The neat thing about JWT is that there are no secrets to scan for. Your secret material ideally lives inside an HSM and never leaves. Scanning for these private keys is a waste of energy if they were generated inside the secure context.

agwa 2 days ago | parent | next [-]

But JWTs are usually used as bearer tokens when doing API authentication. Those are definitely secrets that need to be scanned for.

Or are you suggesting that the API requests are signed with a private key stored in an HSM, and the JWT certifies the public key? Is that common?

bob1029 2 days ago | parent | next [-]

> are you suggesting that the API requests are signed with a private key stored in an HSM, and the JWT certifies the public key? Is that common?

Very.
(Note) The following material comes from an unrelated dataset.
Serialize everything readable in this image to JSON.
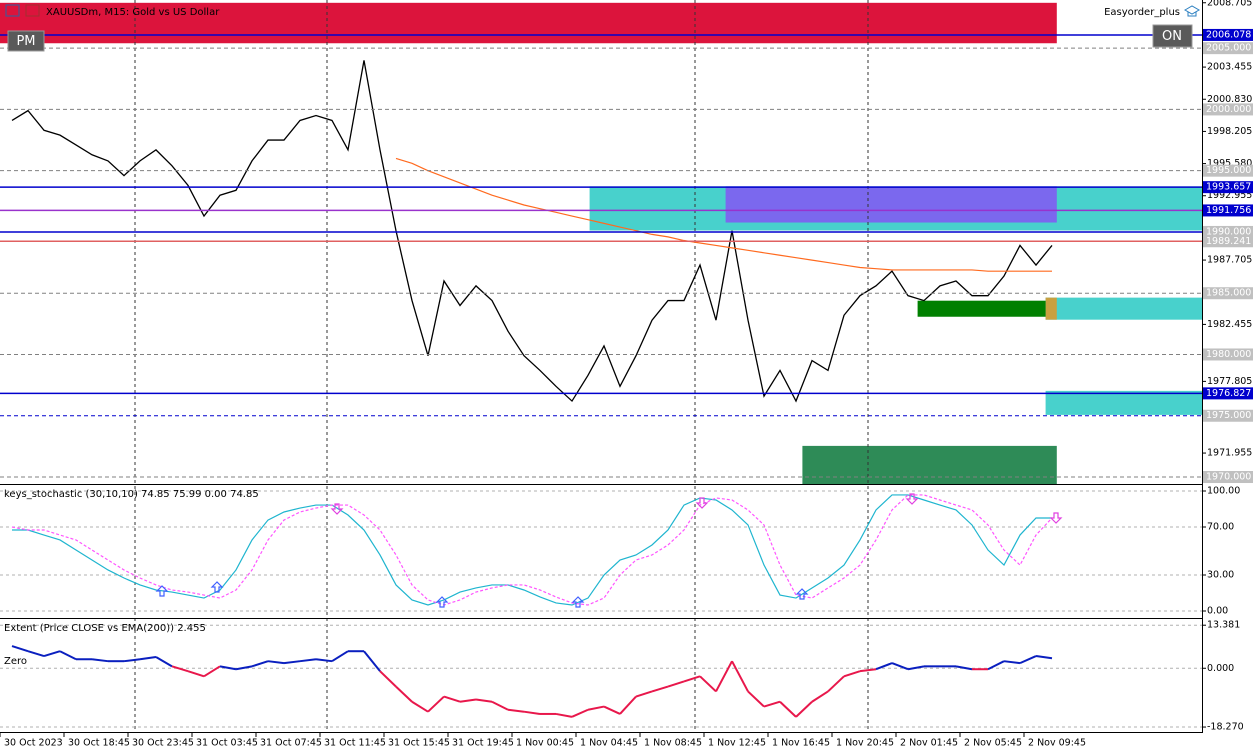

The thing that certifies the public key is called a JWK.

https://datatracker.ietf.org/doc/html/rfc7517

This is typically hosted at a special URL that enables seamless key rotation and discovery.

https://auth0.com/docs/secure/tokens/json-web-tokens/json-we...

mattacular 2 days ago | parent | prev [-]

That's how JWT is designed to work

vjay15 2 days ago | parent | prev [-]

Ideally API key shouldn't contain anything regarding the account or any info right? it's meant to be an opaque string, is what I found in most of the other articles I read. Please do let me know if I am wrong about this assumption

ijustlovemath 2 days ago | parent | next [-]

JWT operates on a different principle; the user's private key (API key) never leaves the user's device. Instead, the stated "role" and other JSON data are signed with the servers pubkey, then verified by the server using its master key, granting the permissions that role allows.

miningape 2 days ago | parent | prev [-]

Look at the JWT standard, it usually contains things like claims, roles, user ids, etc.